Question

Given that y = 1 when x = 0, solve the differential equation dy/dx = y(4-y), obtaining an expression for y in terms of x.

Answer 1

dy/dx = y(4-y)
dy /( y (4-y) ) = dx

Answer 2

$$
\Large \int \frac{dy}{y (4-y)} = \int dx
$$

Answer 3

$$\Large \int \frac{dy}{y (4-y)} = \Large \int \frac{1}{4y} - \frac{1}{4(y-4)}~dy\\

$$

Answer 4

Uh huh.

Answer 5

Yup.

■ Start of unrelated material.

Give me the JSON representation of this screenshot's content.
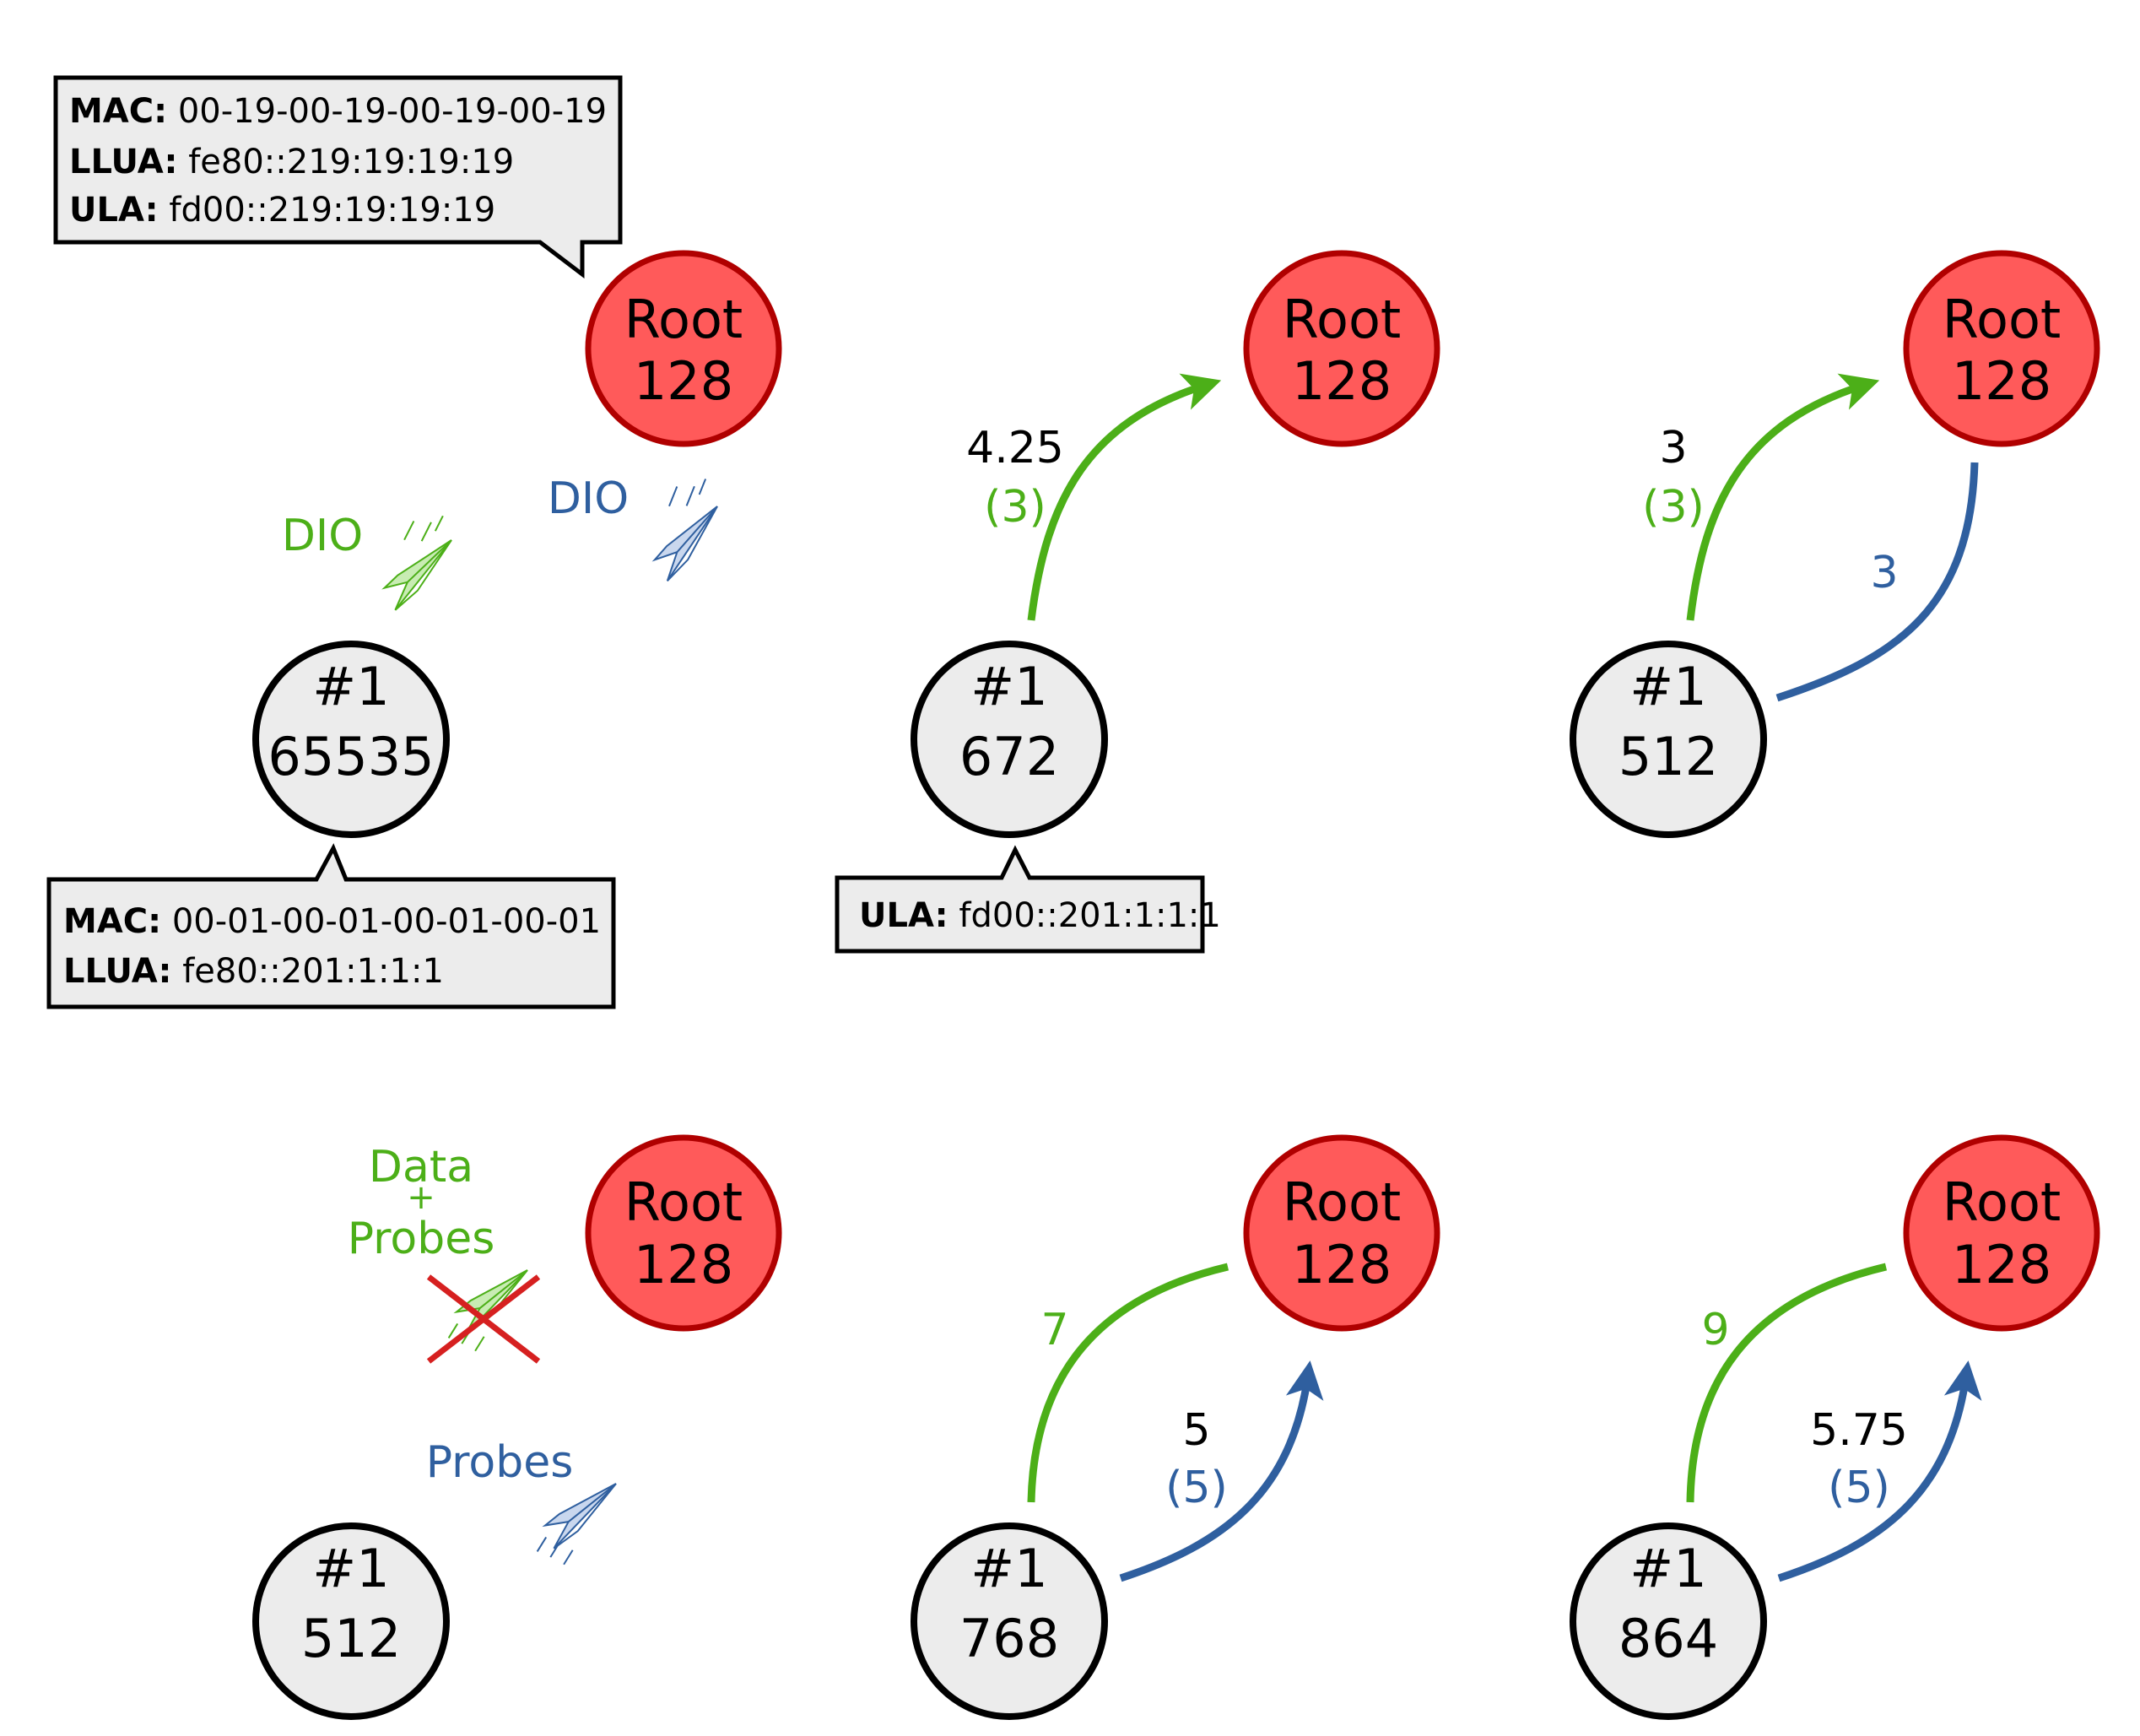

Then?

Answer 6

$$
\Large \int \frac{dy}{y (4-y)}= \int dx\\
\therefore
\Large \int \frac{1}{4y} - \frac{1}{4(y-4)}~dy=\int dx \\
\therefore
\Large \frac{1}{4}~ln|y| - \frac{1}{4}~ ln |y-4| = x+C\\
\therefore \Large \frac{1}{4}~ln|\frac{y}{y-4}| = x+C\\
\therefore \Large ln|\frac{y}{y-4}| = 4\cdot x+4C\\
\therefore \Large ln|\frac{y}{y-4}| = 4x+C^{*}\\[0.1 in]
\therefore \LARGE e^{ \Large ln|\frac{y}{y-4}|} = e^{4x+C^{*}}\\
\therefore \Large\frac{y}{y-4} = e^{4x+C^{*}}\

$$

Answer 7

C * is the same as a constant

Answer 8

so we can just call it C

Answer 9

Okay.

Answer 10

$$
\Large \int \frac{dy}{y (4-y)}= \int dx\\
\therefore
\Large \int \frac{1}{4y} - \frac{1}{4(y-4)}~dy=\int dx \\
\therefore
\Large \frac{1}{4}~ln|y| - \frac{1}{4}~ ln |y-4| = x+C\\
\therefore \Large \frac{1}{4}~ln|\frac{y}{y-4}| = x+C\\
\therefore \Large ln|\frac{y}{y-4}| = 4\cdot x+4C\\
\therefore \Large ln|\frac{y}{y-4}| = 4x+C^{*}\\[0.1 in]
\therefore \LARGE e^{ \Large ln|\frac{y}{y-4}|} = e^{4x+C^{*}}\\
\therefore \Large\frac{y}{y-4} = e^{4x+C}\\
\rm flip both sides \\
\therefore \Large\frac{y-4}{y} = \frac{1}{e^{4x+C}}\\
\therefore \Large \frac{y}{y} - \frac{4}{y} = \frac{1}{e^{4x+C}}\\

\therefore \Large 1 - \frac{4}{y} = \frac{1}{e^{4x+C}}\\

$$

Answer 11

Okay.

Answer 12

Do we put in the values alrd

Answer 13

Nice.

Answer 14

How do Im arrange?

Answer 15

Thanks. I got it alrd. Could help men itch differentiation of y = x + cos2x?

Answer 16

Is it1 - sin 2x?

Answer 17

$$


\Large \int \frac{dy}{y (4-y)}= \int dx\\
\therefore
\Large \int \frac{1}{4y} - \frac{1}{4(y-4)}~dy=\int dx \\
\therefore
\Large \frac{1}{4}~ln|y| - \frac{1}{4}~ ln |y-4| = x+C\\
\therefore \Large \frac{1}{4}~ln|\frac{y}{y-4}| = x+C\\
\therefore \Large ln|\frac{y}{y-4}| = 4\cdot x+4C\\
\therefore \Large ln|\frac{y}{y-4}| = 4x+C^{*}\\[0.1 in]
\therefore \LARGE e^{ \Large ln|\frac{y}{y-4}|} = e^{4x+C}\\
\therefore \Large|\frac{y}{y-4}| = e^{4x+C}\\
\therefore \Large |\frac{y}{y-4}| = e^{4x}\cdot e^C\\
\large \rm since~ e^{constant}= constant \\[0.1 in]
\therefore \Large |\frac{y}{y-4}| = C ~e^{4x}\\
\text{ the sign of the absolute value} \pm \text{gets absorbed by the constant C } \\
\therefore \Large \frac{y}{y-4} = C ~e^{4x}\\

$$

Answer 18

you need to use chain rule
y = x + cos2x
dy/dx = 1 - sin(2x) * 2